Et, tourné vers la jeune fille, il dit:

– Lygie, tu as été élevée dans notre maison comme notre propre enfant, et Pomponia et moi t’aimons comme notre fille. Mais tu sais que tu n’es pas réellement notre fille; donnée par ta nation en otage à Rome, c’est à César qu’il appartient de veiller sur toi. Or, César te retire de notre maison.

Le chef paraissait calme, mais il parlait d’une voix étrange, inaccoutumée. Lygie, avec une palpitation des paupières, l’écoutait sans paraître comprendre ce qu’il disait; les joues de Pomponia pâlirent.

De nouveau, à la porte du corridor qui menait à l’œcus, apparurent les visages terrifiés des esclaves.

– La volonté de César doit être obéie, – dit Aulus.

– Aulus! – s’écria Pomponia, en serrant la jeune fille dans ses bras comme pour la défendre, – mieux vaudrait la mort pour elle.

Lygie, pressée contre elle, répétait: «Mère, mère!» seuls mots qu’elle pût exprimer à travers ses sanglots. Sur le visage d’Aulus se peignirent encore la rage et la souffrance.

– Si j’étais seul au monde, – gronda-t-il d’une voix sombre, – je ne la livrerais pas vivante, et mes proches pourraient porter aujourd’hui même des offrandes à «Jupiter libérateur»… Mais, je n’ai pas le droit de vous perdre, toi et notre fils, qui peut voir un jour des temps meilleurs. Je vais me rendre chez César, le supplier de revenir sur son ordre. M’écoutera-t-il? Je ne sais.
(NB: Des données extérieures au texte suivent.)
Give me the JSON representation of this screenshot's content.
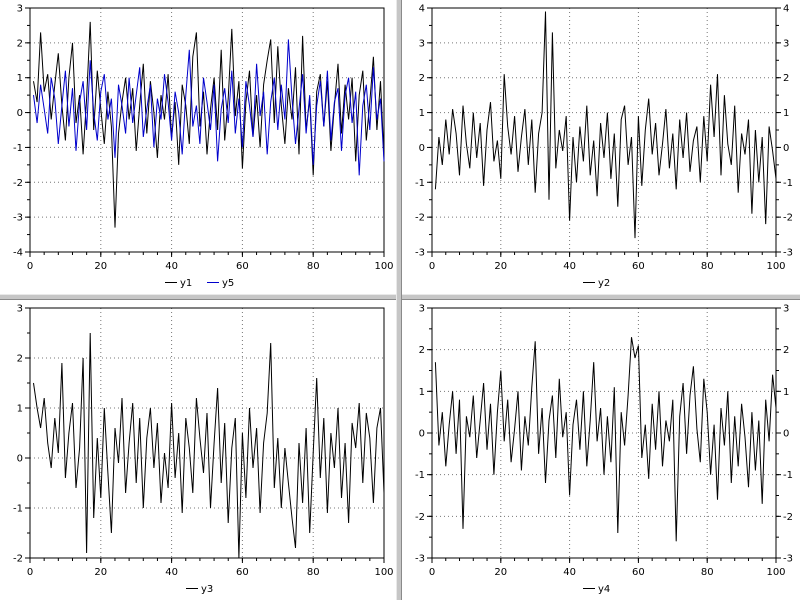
{
  "window": {
    "background": "#ffffff",
    "separator_color": "#c6c6c6",
    "grid_dot_color": "#777777",
    "axis_color": "#000000"
  },
  "chart_data": [
    {
      "type": "line",
      "position": "top-left",
      "title": "",
      "xlabel": "",
      "ylabel": "",
      "grid": true,
      "legend_position": "below",
      "right_labels": false,
      "xlim": [
        0,
        100
      ],
      "ylim": [
        -4,
        3
      ],
      "xticks": [
        0,
        20,
        40,
        60,
        80,
        100
      ],
      "yticks": [
        -4,
        -3,
        -2,
        -1,
        0,
        1,
        2,
        3
      ],
      "x_minor_step": 4,
      "y_minor_step": 0.5,
      "x_start": 1,
      "x_step": 1,
      "series": [
        {
          "name": "y1",
          "color": "#000000",
          "values": [
            0.9,
            0.3,
            2.3,
            0.6,
            1.1,
            -0.2,
            0.8,
            1.7,
            0.2,
            -0.8,
            1.0,
            2.0,
            -0.3,
            0.5,
            -1.2,
            0.4,
            2.6,
            -0.5,
            1.2,
            0.1,
            -0.9,
            0.6,
            -0.4,
            -3.3,
            -0.6,
            0.3,
            1.0,
            -0.2,
            0.7,
            -1.1,
            0.2,
            1.4,
            -0.6,
            0.9,
            0.0,
            -1.3,
            0.5,
            -0.2,
            1.1,
            -0.7,
            0.3,
            -1.5,
            0.8,
            0.2,
            -0.9,
            1.6,
            2.3,
            -0.4,
            0.6,
            -1.2,
            0.1,
            1.0,
            -0.5,
            1.8,
            -0.8,
            0.4,
            2.4,
            -0.1,
            0.9,
            -1.6,
            0.3,
            1.2,
            -0.7,
            0.5,
            -1.0,
            0.8,
            1.5,
            2.1,
            -0.3,
            1.9,
            0.2,
            -0.9,
            0.7,
            -0.2,
            1.3,
            -1.2,
            2.2,
            -0.5,
            0.4,
            -1.8,
            0.6,
            1.1,
            -0.4,
            0.9,
            -1.1,
            0.2,
            1.4,
            -0.6,
            0.8,
            -0.2,
            1.0,
            -1.4,
            0.5,
            1.2,
            -0.8,
            0.3,
            1.6,
            -0.5,
            0.9,
            -1.3
          ]
        },
        {
          "name": "y5",
          "color": "#0000cc",
          "values": [
            0.5,
            -0.3,
            0.8,
            0.1,
            -0.6,
            1.0,
            0.4,
            -0.9,
            0.2,
            1.2,
            -0.4,
            0.7,
            -1.1,
            0.3,
            0.9,
            -0.5,
            1.5,
            0.0,
            -0.8,
            0.6,
            1.1,
            -0.2,
            0.4,
            -1.3,
            0.8,
            0.2,
            -0.6,
            1.0,
            -0.3,
            0.5,
            1.3,
            -0.7,
            0.1,
            0.8,
            -1.0,
            0.4,
            -0.2,
            1.1,
            0.3,
            -0.8,
            0.6,
            0.0,
            -1.2,
            0.5,
            1.8,
            -0.4,
            0.2,
            -0.9,
            1.0,
            0.3,
            -0.5,
            0.8,
            -1.4,
            0.1,
            0.7,
            -0.3,
            1.2,
            -0.6,
            0.4,
            -1.0,
            0.9,
            0.2,
            -0.7,
            1.4,
            -0.1,
            0.6,
            -1.2,
            0.3,
            1.0,
            -0.5,
            0.8,
            -0.2,
            2.1,
            0.4,
            -0.9,
            0.1,
            1.1,
            -0.6,
            0.5,
            -1.5,
            0.2,
            0.9,
            -0.4,
            1.2,
            -0.8,
            0.3,
            0.7,
            -1.1,
            0.5,
            1.0,
            -0.3,
            0.6,
            -1.8,
            0.2,
            0.8,
            -0.5,
            1.3,
            -0.2,
            0.4,
            -1.4
          ]
        }
      ]
    },
    {
      "type": "line",
      "position": "top-right",
      "title": "",
      "xlabel": "",
      "ylabel": "",
      "grid": true,
      "legend_position": "below",
      "right_labels": true,
      "xlim": [
        0,
        100
      ],
      "ylim": [
        -3,
        4
      ],
      "xticks": [
        0,
        20,
        40,
        60,
        80,
        100
      ],
      "yticks": [
        -3,
        -2,
        -1,
        0,
        1,
        2,
        3,
        4
      ],
      "x_minor_step": 4,
      "y_minor_step": 0.5,
      "x_start": 1,
      "x_step": 1,
      "series": [
        {
          "name": "y2",
          "color": "#000000",
          "values": [
            -1.2,
            0.3,
            -0.5,
            0.8,
            -0.2,
            1.1,
            0.4,
            -0.8,
            1.2,
            0.1,
            -0.6,
            1.0,
            -0.3,
            0.7,
            -1.1,
            0.5,
            1.3,
            -0.4,
            0.2,
            -0.9,
            2.1,
            0.6,
            -0.2,
            0.9,
            -0.7,
            0.3,
            1.1,
            -0.5,
            0.8,
            -1.3,
            0.4,
            1.0,
            3.9,
            -1.5,
            3.3,
            -0.6,
            0.5,
            -0.1,
            0.9,
            -2.1,
            0.3,
            -1.0,
            0.6,
            -0.4,
            1.2,
            -0.8,
            0.2,
            -1.4,
            0.7,
            -0.3,
            1.0,
            -0.9,
            0.4,
            -1.7,
            0.8,
            1.2,
            -0.5,
            0.3,
            -2.6,
            0.9,
            -1.1,
            0.5,
            1.4,
            -0.2,
            0.7,
            -0.8,
            0.1,
            1.1,
            -0.6,
            0.4,
            -1.2,
            0.8,
            -0.3,
            1.0,
            -0.7,
            0.2,
            0.6,
            -1.0,
            0.9,
            -0.4,
            1.8,
            0.3,
            2.1,
            -0.8,
            1.5,
            0.1,
            -0.5,
            1.2,
            -1.3,
            0.4,
            -0.2,
            0.8,
            -1.9,
            0.5,
            -1.0,
            0.3,
            -2.2,
            0.6,
            -0.1,
            -0.9
          ]
        }
      ]
    },
    {
      "type": "line",
      "position": "bottom-left",
      "title": "",
      "xlabel": "",
      "ylabel": "",
      "grid": true,
      "legend_position": "below",
      "right_labels": false,
      "xlim": [
        0,
        100
      ],
      "ylim": [
        -2,
        3
      ],
      "xticks": [
        0,
        20,
        40,
        60,
        80,
        100
      ],
      "yticks": [
        -2,
        -1,
        0,
        1,
        2,
        3
      ],
      "x_minor_step": 4,
      "y_minor_step": 0.5,
      "x_start": 1,
      "x_step": 1,
      "series": [
        {
          "name": "y3",
          "color": "#000000",
          "values": [
            1.5,
            1.0,
            0.6,
            1.2,
            0.3,
            -0.2,
            0.8,
            0.1,
            1.9,
            -0.4,
            0.5,
            1.1,
            -0.6,
            0.2,
            2.0,
            -1.9,
            2.5,
            -1.2,
            0.4,
            -0.8,
            1.0,
            -0.3,
            -1.5,
            0.6,
            -0.1,
            1.2,
            -0.7,
            0.3,
            1.1,
            -0.5,
            0.8,
            -1.0,
            0.4,
            1.0,
            -0.2,
            0.7,
            -0.9,
            0.1,
            -0.6,
            1.1,
            -0.4,
            0.5,
            -1.1,
            0.8,
            0.2,
            -0.7,
            1.2,
            0.4,
            -0.3,
            0.9,
            -1.0,
            0.3,
            1.4,
            -0.5,
            0.7,
            -1.3,
            0.2,
            0.8,
            -2.0,
            0.5,
            -0.8,
            1.0,
            -0.2,
            0.6,
            -1.1,
            0.3,
            0.9,
            2.3,
            -0.6,
            0.4,
            -1.0,
            0.2,
            -0.5,
            -1.2,
            -1.8,
            0.3,
            -0.9,
            0.6,
            -1.5,
            0.1,
            1.6,
            -0.4,
            0.8,
            -1.1,
            0.5,
            -0.2,
            1.0,
            -0.8,
            0.3,
            -1.3,
            0.7,
            0.2,
            1.1,
            -0.5,
            0.9,
            0.4,
            -0.9,
            0.6,
            1.0,
            -0.7
          ]
        }
      ]
    },
    {
      "type": "line",
      "position": "bottom-right",
      "title": "",
      "xlabel": "",
      "ylabel": "",
      "grid": true,
      "legend_position": "below",
      "right_labels": true,
      "xlim": [
        0,
        100
      ],
      "ylim": [
        -3,
        3
      ],
      "xticks": [
        0,
        20,
        40,
        60,
        80,
        100
      ],
      "yticks": [
        -3,
        -2,
        -1,
        0,
        1,
        2,
        3
      ],
      "x_minor_step": 4,
      "y_minor_step": 0.5,
      "x_start": 1,
      "x_step": 1,
      "series": [
        {
          "name": "y4",
          "color": "#000000",
          "values": [
            1.7,
            -0.3,
            0.5,
            -0.8,
            0.2,
            1.0,
            -0.5,
            0.8,
            -2.3,
            0.4,
            -0.1,
            0.9,
            -0.6,
            0.3,
            1.2,
            -0.4,
            0.7,
            -1.0,
            0.5,
            1.5,
            -0.2,
            0.8,
            -0.7,
            0.1,
            1.0,
            -0.9,
            0.4,
            -0.3,
            1.1,
            2.2,
            -0.5,
            0.6,
            -1.2,
            0.3,
            0.9,
            -0.6,
            1.3,
            -0.1,
            0.5,
            -1.5,
            0.2,
            0.8,
            -0.4,
            1.0,
            -0.8,
            0.3,
            1.7,
            -0.2,
            0.6,
            -1.0,
            0.4,
            -0.7,
            1.1,
            -2.4,
            0.5,
            -0.3,
            0.9,
            2.3,
            1.8,
            2.1,
            -0.6,
            0.2,
            -1.1,
            0.7,
            -0.4,
            1.0,
            -0.8,
            0.3,
            -0.2,
            0.8,
            -2.6,
            0.4,
            1.2,
            -0.5,
            0.9,
            1.6,
            0.1,
            -0.7,
            1.3,
            0.5,
            -1.0,
            0.2,
            -1.6,
            0.6,
            -0.3,
            1.0,
            -1.2,
            0.4,
            -0.8,
            0.7,
            -0.1,
            -1.3,
            0.5,
            -0.9,
            0.3,
            -1.7,
            0.8,
            -0.2,
            1.4,
            0.6
          ]
        }
      ]
    }
  ]
}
En attendant, adieu, Lygie, et sache bien que Pomponia et moi, nous avons béni le jour où, pour la première fois, tu t’es assise à notre foyer.

Sur ces mots, il lui imposa les mains; mais, malgré tous ses efforts pour conserver son calme, quand il la vit tourner vers lui ses yeux inondés de larmes, quand il la sentit prendre sa main et la baiser de ses lèvres, sa voix se mit à trembler d’une douleur immense, de la douleur d’un père.
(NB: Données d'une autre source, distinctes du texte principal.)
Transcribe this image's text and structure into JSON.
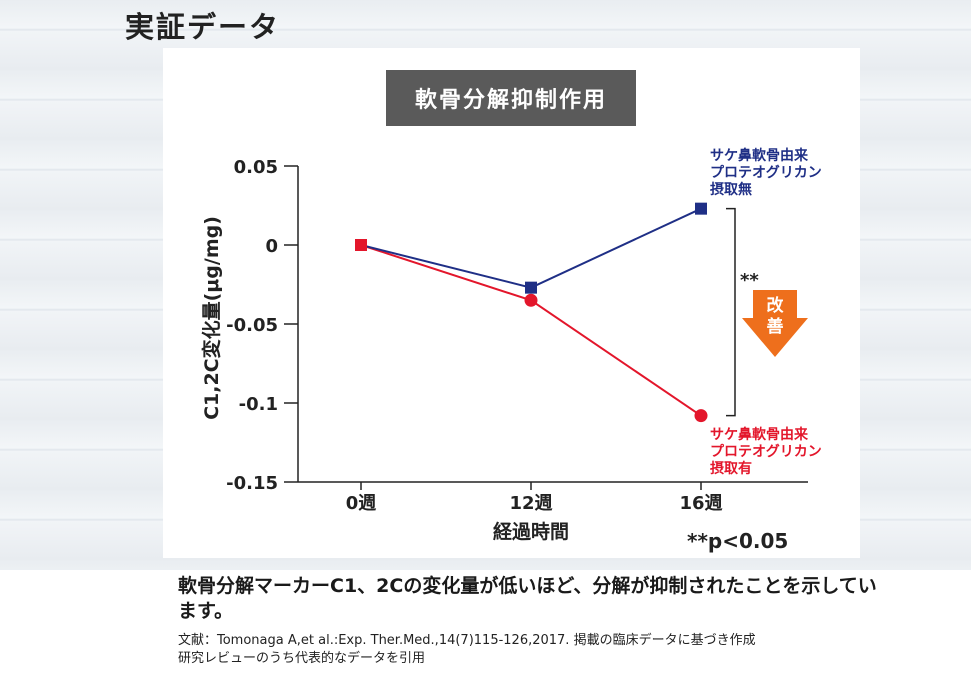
{
  "page_title": "実証データ",
  "caption": "軟骨分解マーカーC1、2Cの変化量が低いほど、分解が抑制されたことを示しています。",
  "reference_line1": "文献：Tomonaga A,et al.:Exp. Ther.Med.,14(7)115-126,2017. 掲載の臨床データに基づき作成",
  "reference_line2": "研究レビューのうち代表的なデータを引用",
  "colors": {
    "blue": "#1f2f86",
    "red": "#e3162b",
    "orange": "#ee6f1c"
  },
  "chart_data": {
    "type": "line",
    "title": "軟骨分解抑制作用",
    "xlabel": "経過時間",
    "ylabel": "C1,2C変化量(μg/mg)",
    "categories": [
      "0週",
      "12週",
      "16週"
    ],
    "yticks": [
      "0.05",
      "0",
      "-0.05",
      "-0.1",
      "-0.15"
    ],
    "ylim": [
      -0.15,
      0.05
    ],
    "series": [
      {
        "name": "サケ鼻軟骨由来\nプロテオグリカン\n摂取無",
        "marker": "square",
        "color": "#1f2f86",
        "values": [
          0,
          -0.027,
          0.023
        ]
      },
      {
        "name": "サケ鼻軟骨由来\nプロテオグリカン\n摂取有",
        "marker": "circle",
        "color": "#e3162b",
        "values": [
          0,
          -0.035,
          -0.108
        ]
      }
    ],
    "annotations": {
      "significance": "**",
      "improvement": "改善",
      "pvalue": "**p<0.05"
    }
  }
}
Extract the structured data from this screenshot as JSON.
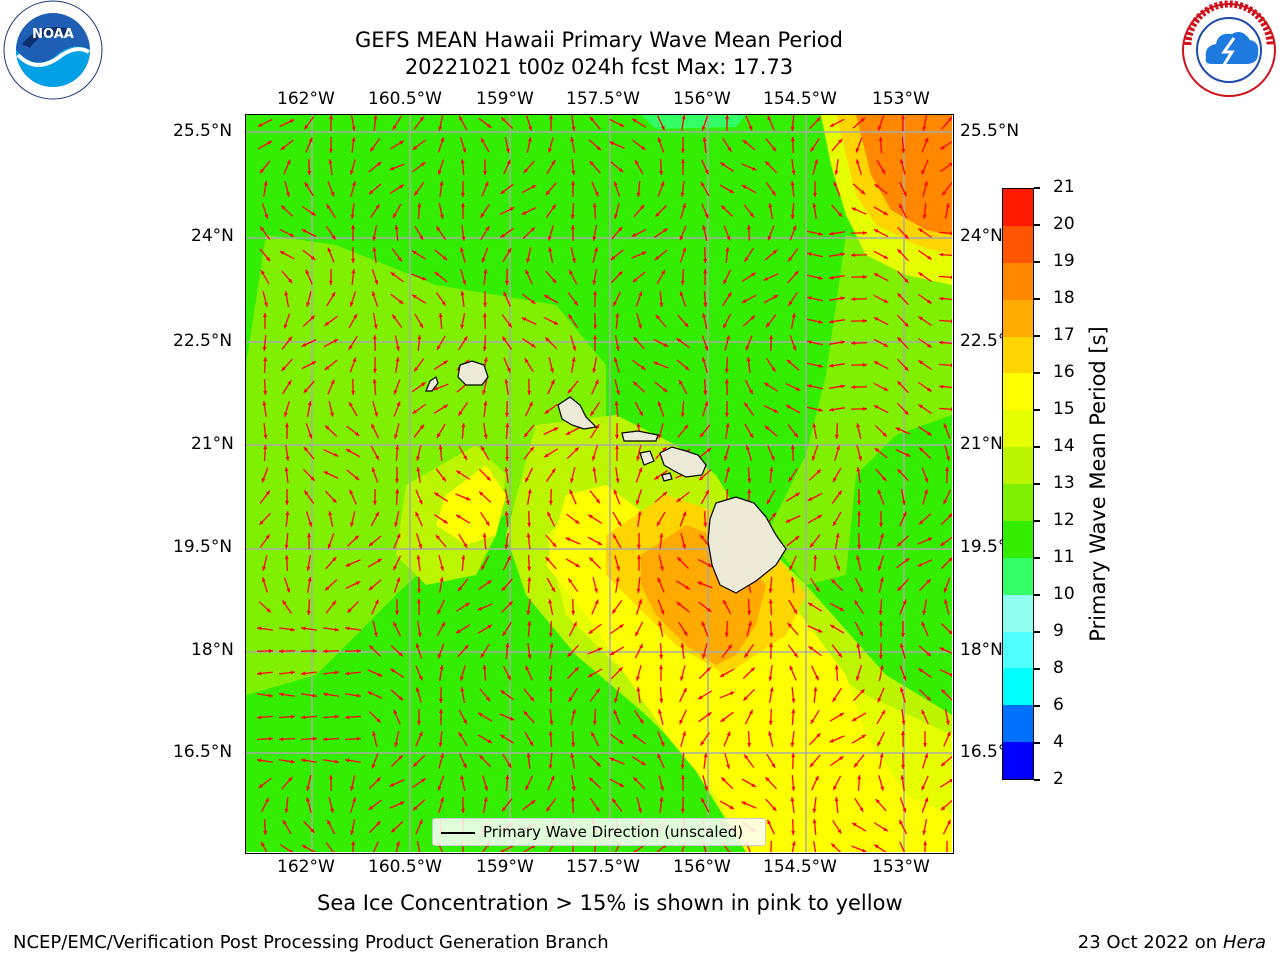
{
  "title": {
    "line1": "GEFS MEAN Hawaii Primary Wave Mean Period",
    "line2": "20221021 t00z 024h fcst   Max: 17.73"
  },
  "logos": {
    "left": {
      "icon": "noaa-logo",
      "text": "NOAA",
      "ring_text": "NATIONAL OCEANIC AND ATMOSPHERIC ADMINISTRATION · U.S. DEPARTMENT OF COMMERCE"
    },
    "right": {
      "icon": "nws-logo",
      "ring_text": "NATIONAL WEATHER SERVICE"
    }
  },
  "map": {
    "lon_labels": [
      "162°W",
      "160.5°W",
      "159°W",
      "157.5°W",
      "156°W",
      "154.5°W",
      "153°W"
    ],
    "lat_labels": [
      "25.5°N",
      "24°N",
      "22.5°N",
      "21°N",
      "19.5°N",
      "18°N",
      "16.5°N"
    ],
    "lon_range": [
      "163°W",
      "152.7°W"
    ],
    "lat_range": [
      "14.8°N",
      "25.6°N"
    ],
    "legend_label": "Primary Wave Direction (unscaled)",
    "arrow_color": "#ff0000",
    "land_color": "#eeead8",
    "grid": true
  },
  "colorbar": {
    "label": "Primary Wave Mean Period [s]",
    "ticks": [
      "2",
      "4",
      "6",
      "8",
      "9",
      "10",
      "11",
      "12",
      "13",
      "14",
      "15",
      "16",
      "17",
      "18",
      "19",
      "20",
      "21"
    ],
    "colors": [
      "#0000ff",
      "#0070ff",
      "#00ffff",
      "#50ffff",
      "#90fff0",
      "#33ff66",
      "#33ee00",
      "#7ff000",
      "#bbf500",
      "#e6ff00",
      "#ffff00",
      "#ffd500",
      "#ffaa00",
      "#ff8800",
      "#ff5500",
      "#ff1a00"
    ]
  },
  "subtitle": "Sea Ice Concentration > 15% is shown in pink to yellow",
  "footer": {
    "left": "NCEP/EMC/Verification Post Processing Product Generation Branch",
    "right_prefix": "23 Oct 2022 on ",
    "right_host": "Hera"
  }
}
– Adieu, notre joie, lumière de nos yeux! – murmura-t-il.

Et, vivement, il regagna l’atrium, pour ne pas se laisser terrasser par une émotion indigne d’un Romain et d’un chef.

Pendant ce temps, Pomponia conduisait Lygie au cubiculum, et là, elle s’efforçait de la rassurer, de la consoler, de lui inspirer du courage par des paroles qui résonnaient étrangement dans cette maison où tout près, dans la pièce contiguë, se dressaient le lararium et le foyer sur lequel Aulus Plautius, respectueux des coutumes, consacrait des offrandes aux dieux domestiques. Le temps de l’épreuve était arrivé. Jadis, Virginius avait percé la poitrine de sa propre fille, pour qu’elle ne tombât pas dans les mains d’Appius; en un temps plus reculé, Lucrèce avait fait le sacrifice volontaire de sa vie pour échapper à la honte. Et la maison de César était l’antre de la débauche, du vice et du crime. – «Mais nous, Lygie, et nous en savons la cause, il ne nous est pas permis de lever la main sur nous…» C’était ainsi. Cette loi à laquelle toutes deux se soumettaient était autre, plus grande, plus sainte. Toutefois, elle permettait de se défendre contre le mal, contre la honte, dût cette défense être payée de la vie et entraîner le supplice. Sortir pur de cet antre de corruption, c’était acquérir plus de mérite. La terre était cet antre; mais, par bonheur on n’y vivait que la durée d’un clin d’œil, pour ne ressusciter qu’au sortir du tombeau, là où ne règne plus Néron, mais la Miséricorde, là où la souffrance fait place à la joie et les pleurs à l’allégresse.